Making a starter also usually means your beer will take off sooner, because the first thing that the little buggers do in the presence of wort (whether in a flask or in a fermenter) is have an orgy to reproduce enough cells to do the job...So it won't take such a long time in the fermenter since they started doing it in the flask.

Additionally it is better for the yeast to consume and reproduce incrementally rather than just dumping them into the fermenter...The yeast will be less stressed out than if you just dump them in.

Stressed out yeast can lead to a lot of off flavors...maybe even (though rare) the dreaded autolysis....Or the curse of 1.030....getting a stuck fermentation because the yeast have bit the dust.

So making a starter proves your yeast is still healthy, allows you to grow enough yeast to do the job, cuts down on lag time, and ensures that you will not get off flavors or stuck ferementations from stressed out yeast.

Also has to do with the actual pitch rates of the smack packs and tubes, and has to do with the data that Jamil Z has on his mr malty website.

I'll quote some of it, but really you should look at the stuff there;

http://www.mrmalty.com/pitching.php




But to make it easier he has a great pitch rate calculator http://www.mrmalty.com/calc/calc.html

And according to his numbers on his calculator, really any beer above 1.020, you should be making a starter for.

Me personally when I use liquid yeast I just make a starter. I may not be as anal as some brewers and makes sure that I have the exact cellcount for whatever gravity beer I am making, but I do make one for the above reasons I mentioned, namely peace of mid, and a reduction in lag time.

Thanks for the information. According to the calculator I would need roughly a quart of starter.

Where are my manners. Allow me to introduce myself properly.

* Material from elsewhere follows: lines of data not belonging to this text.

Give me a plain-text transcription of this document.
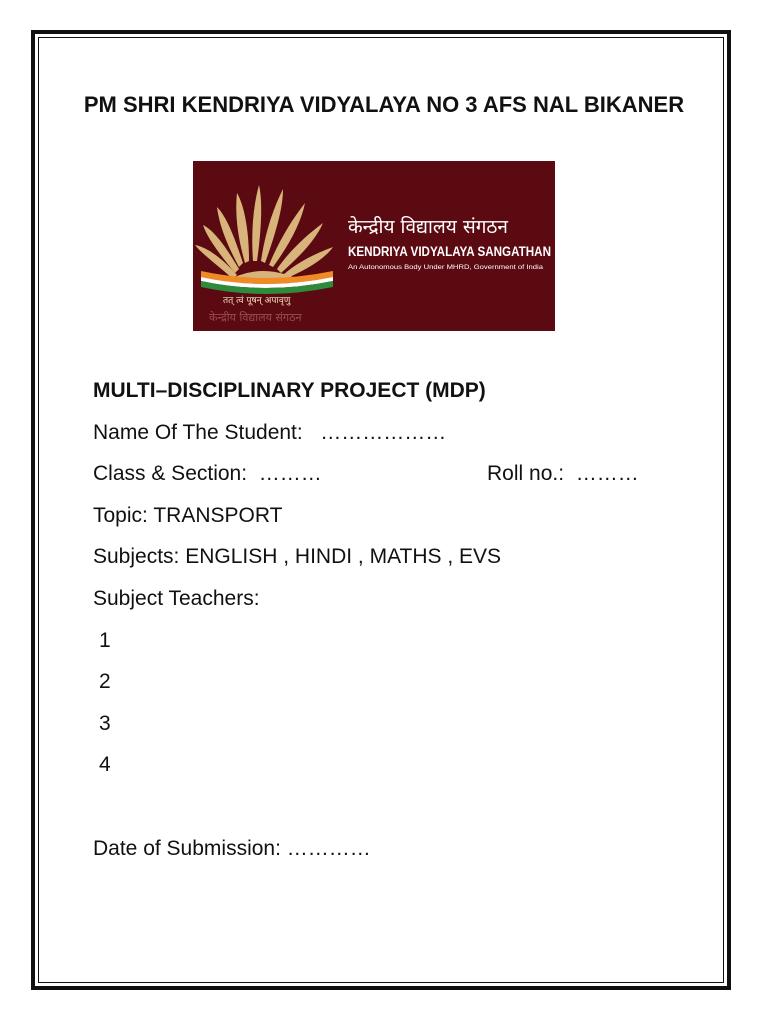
PM SHRI KENDRIYA VIDYALAYA NO 3 AFS NAL BIKANER
तत् त्वं पूषन् अपावृणु
केन्द्रीय विद्यालय संगठन
केन्द्रीय विद्यालय संगठन
KENDRIYA VIDYALAYA SANGATHAN
An Autonomous Body Under MHRD, Government of India
MULTI–DISCIPLINARY PROJECT (MDP)
Name Of The Student: ………………
Class & Section: ………	Roll no.: ………
Topic: TRANSPORT
Subjects: ENGLISH , HINDI , MATHS , EVS
Subject Teachers:
1
2
3
4
Date of Submission: …………
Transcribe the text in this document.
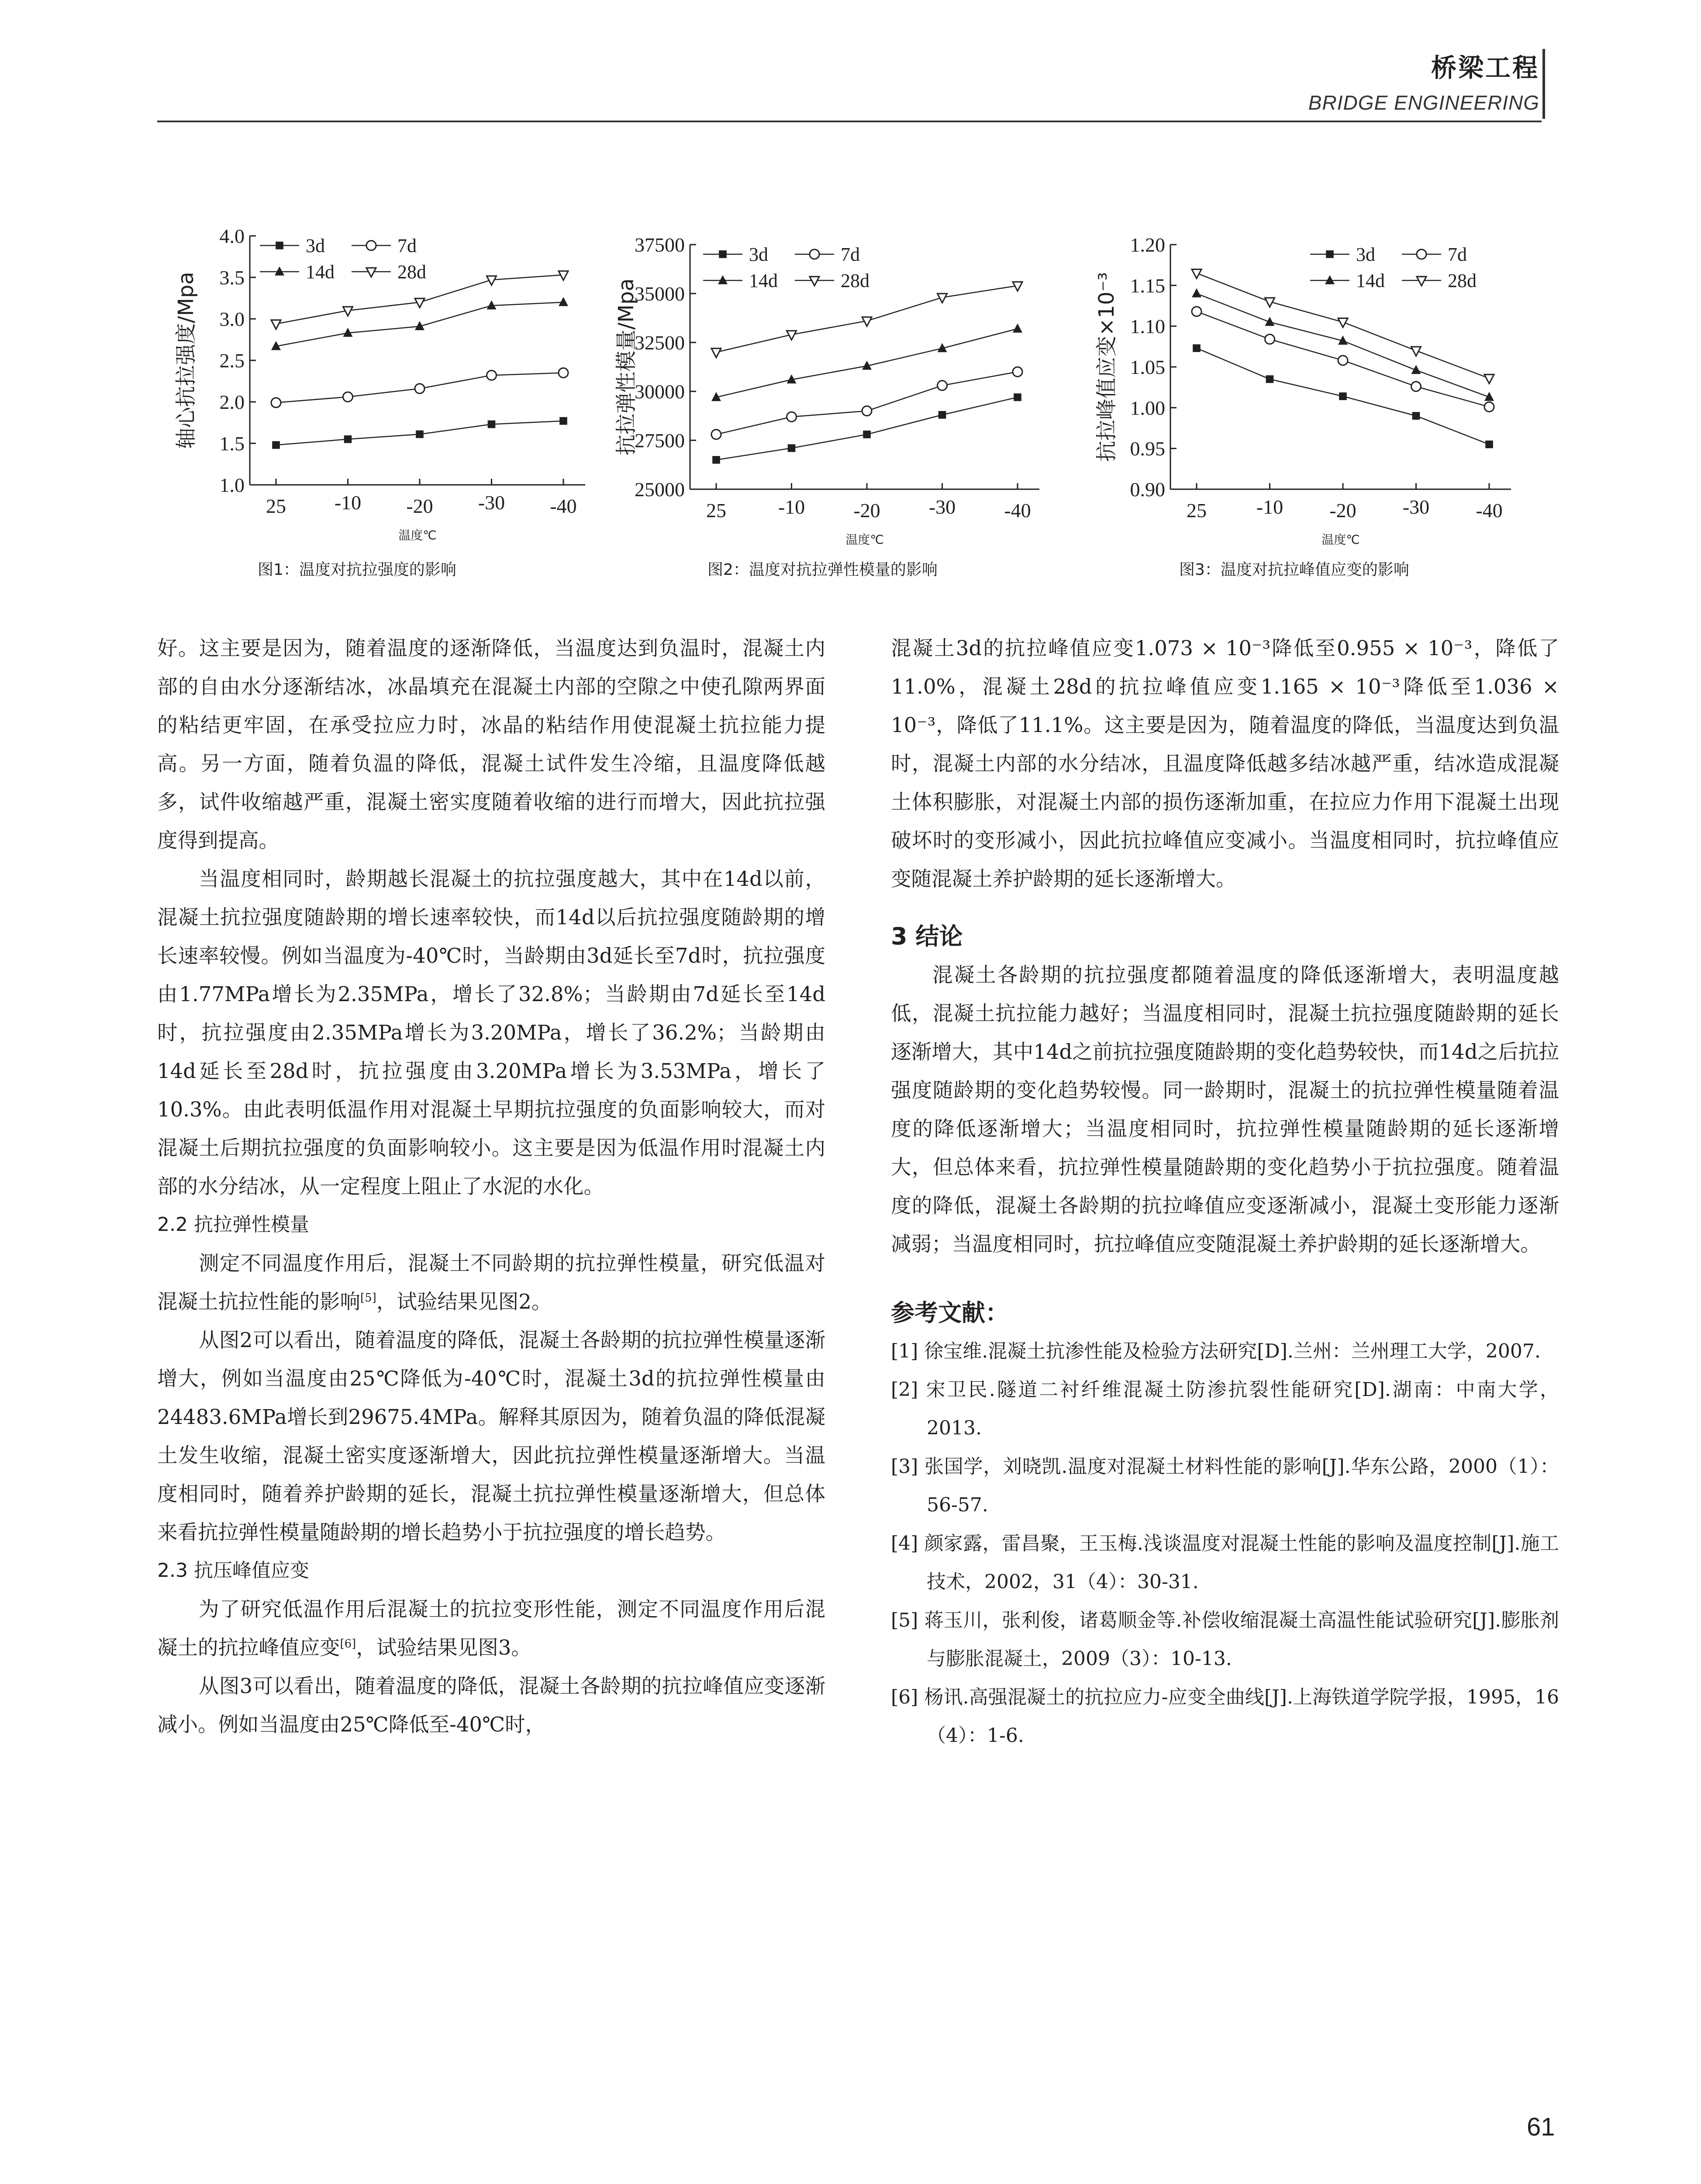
桥梁工程
BRIDGE ENGINEERING
1.0
1.5
2.0
2.5
3.0
3.5
4.0
25 -10 -20 -30 -40
温度℃
轴心抗拉强度/Mpa
3d	7d
14d	28d
25000
27500
30000
32500
35000
37500
25	-10 -20 -30 -40
温度℃
抗拉弹性模量/Mpa
3d	7d
14d	28d
0.90
0.95
1.00
1.05
1.10
1.15
1.20
25 -10 -20 -30 -40
温度℃
抗拉峰值应变×10⁻³
3d	7d
14d	28d
图1：温度对抗拉强度的影响	图2：温度对抗拉弹性模量的影响	图3：温度对抗拉峰值应变的影响

好。这主要是因为，随着温度的逐渐降低，当温度达到负温时，混凝土内部的自由水分逐渐结冰，冰晶填充在混凝土内部的空隙之中使孔隙两界面的粘结更牢固，在承受拉应力时，冰晶的粘结作用使混凝土抗拉能力提高。另一方面，随着负温的降低，混凝土试件发生冷缩，且温度降低越多，试件收缩越严重，混凝土密实度随着收缩的进行而增大，因此抗拉强度得到提高。

当温度相同时，龄期越长混凝土的抗拉强度越大，其中在14d以前，混凝土抗拉强度随龄期的增长速率较快，而14d以后抗拉强度随龄期的增长速率较慢。例如当温度为-40℃时，当龄期由3d延长至7d时，抗拉强度由1.77MPa增长为2.35MPa，增长了32.8%；当龄期由7d延长至14d时，抗拉强度由2.35MPa增长为3.20MPa，增长了36.2%；当龄期由14d延长至28d时，抗拉强度由3.20MPa增长为3.53MPa，增长了10.3%。由此表明低温作用对混凝土早期抗拉强度的负面影响较大，而对混凝土后期抗拉强度的负面影响较小。这主要是因为低温作用时混凝土内部的水分结冰，从一定程度上阻止了水泥的水化。

2.2 抗拉弹性模量

测定不同温度作用后，混凝土不同龄期的抗拉弹性模量，研究低温对混凝土抗拉性能的影响[5]，试验结果见图2。

从图2可以看出，随着温度的降低，混凝土各龄期的抗拉弹性模量逐渐增大，例如当温度由25℃降低为-40℃时，混凝土3d的抗拉弹性模量由24483.6MPa增长到29675.4MPa。解释其原因为，随着负温的降低混凝土发生收缩，混凝土密实度逐渐增大，因此抗拉弹性模量逐渐增大。当温度相同时，随着养护龄期的延长，混凝土抗拉弹性模量逐渐增大，但总体来看抗拉弹性模量随龄期的增长趋势小于抗拉强度的增长趋势。

2.3 抗压峰值应变

为了研究低温作用后混凝土的抗拉变形性能，测定不同温度作用后混凝土的抗拉峰值应变[6]，试验结果见图3。

从图3可以看出，随着温度的降低，混凝土各龄期的抗拉峰值应变逐渐减小。例如当温度由25℃降低至-40℃时，

混凝土3d的抗拉峰值应变1.073 × 10⁻³降低至0.955 × 10⁻³，降低了11.0%，混凝土28d的抗拉峰值应变1.165 × 10⁻³降低至1.036 × 10⁻³，降低了11.1%。这主要是因为，随着温度的降低，当温度达到负温时，混凝土内部的水分结冰，且温度降低越多结冰越严重，结冰造成混凝土体积膨胀，对混凝土内部的损伤逐渐加重，在拉应力作用下混凝土出现破坏时的变形减小，因此抗拉峰值应变减小。当温度相同时，抗拉峰值应变随混凝土养护龄期的延长逐渐增大。

3 结论

混凝土各龄期的抗拉强度都随着温度的降低逐渐增大，表明温度越低，混凝土抗拉能力越好；当温度相同时，混凝土抗拉强度随龄期的延长逐渐增大，其中14d之前抗拉强度随龄期的变化趋势较快，而14d之后抗拉强度随龄期的变化趋势较慢。同一龄期时，混凝土的抗拉弹性模量随着温度的降低逐渐增大；当温度相同时，抗拉弹性模量随龄期的延长逐渐增大，但总体来看，抗拉弹性模量随龄期的变化趋势小于抗拉强度。随着温度的降低，混凝土各龄期的抗拉峰值应变逐渐减小，混凝土变形能力逐渐减弱；当温度相同时，抗拉峰值应变随混凝土养护龄期的延长逐渐增大。

参考文献：

[1] 徐宝维.混凝土抗渗性能及检验方法研究[D].兰州：兰州理工大学，2007.

[2] 宋卫民.隧道二衬纤维混凝土防渗抗裂性能研究[D].湖南：中南大学，2013.

[3] 张国学，刘晓凯.温度对混凝土材料性能的影响[J].华东公路，2000（1）：56-57.

[4] 颜家露，雷昌聚，王玉梅.浅谈温度对混凝土性能的影响及温度控制[J].施工技术，2002，31（4）：30-31.

[5] 蒋玉川，张利俊，诸葛顺金等.补偿收缩混凝土高温性能试验研究[J].膨胀剂与膨胀混凝土，2009（3）：10-13.

[6] 杨讯.高强混凝土的抗拉应力-应变全曲线[J].上海铁道学院学报，1995，16（4）：1-6.

61
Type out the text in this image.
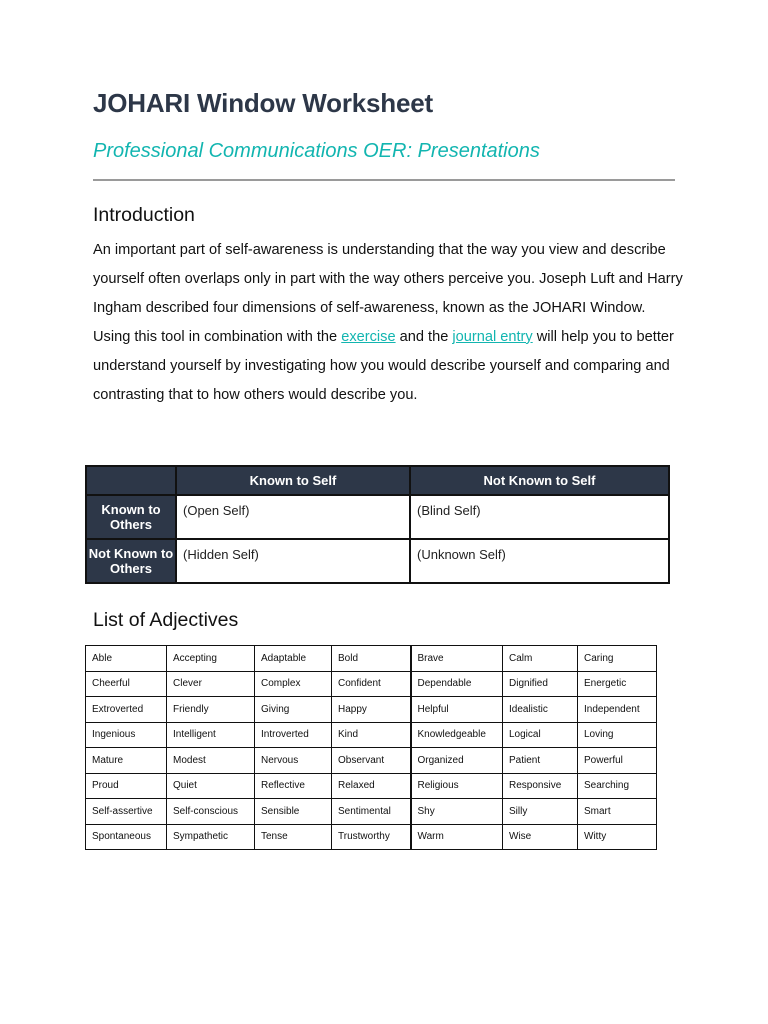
JOHARI Window Worksheet
Professional Communications OER: Presentations
Introduction

An important part of self-awareness is understanding that the way you view and describe yourself often overlaps only in part with the way others perceive you. Joseph Luft and Harry Ingham described four dimensions of self-awareness, known as the JOHARI Window. Using this tool in combination with the exercise and the journal entry will help you to better understand yourself by investigating how you would describe yourself and comparing and contrasting that to how others would describe you.

	Known to Self	Not Known to Self
Known to Others	(Open Self)	(Blind Self)
Not Known to Others	(Hidden Self)	(Unknown Self)
List of Adjectives
Able	Accepting	Adaptable	Bold	Brave	Calm	Caring
Cheerful	Clever	Complex	Confident	Dependable	Dignified	Energetic
Extroverted	Friendly	Giving	Happy	Helpful	Idealistic	Independent
Ingenious	Intelligent	Introverted	Kind	Knowledgeable	Logical	Loving
Mature	Modest	Nervous	Observant	Organized	Patient	Powerful
Proud	Quiet	Reflective	Relaxed	Religious	Responsive	Searching
Self-assertive	Self-conscious	Sensible	Sentimental	Shy	Silly	Smart
Spontaneous	Sympathetic	Tense	Trustworthy	Warm	Wise	Witty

My name is Alex John, I am a recent Chemical Engineering Graduate. I'm from Spring Valley NY (If anyone nearby has any recommendation on shops that would be great.)

This entire liquid yeast brewing is starting to sound like my senior design project, which was to propose a design a therapeutic antibody facility that generated the proteins using Mammalian cells. The process for raising those cells were similar, it went

Vial->Seed Train-> Production reactor, which is completely analogous to
Vial/Smack Pack -> Starter -> Primary

There was one pharmaceutical plant that I visited for my project which was making proteins using yeasts, the thing is they were using a few gallons to inoculate a 30,000L tank. But for our Mammalian cells, if it were inoculated with less than a 10th of the operating volume the things would stress and undergo autolysis. So I always have thought that the Yeasties were tough little buggers. But in retrospect the pharma company did keep that yeast bioreactor fed with varied sparge gasses, and did other things to make sure that the environment wasn't hostile. So it makes sense that beer in a carboy would need a bit more care.

Thank you for your input ladies and gentlemen. I will prepare a starter as per John Palmer's instructions. Now I only have Light DME as the recipe called for, should that be sufficient in creating the starter? (I purchase more of the LDME in case I had to prepare a starter.)

Thanks for all the responses, it really means a lot!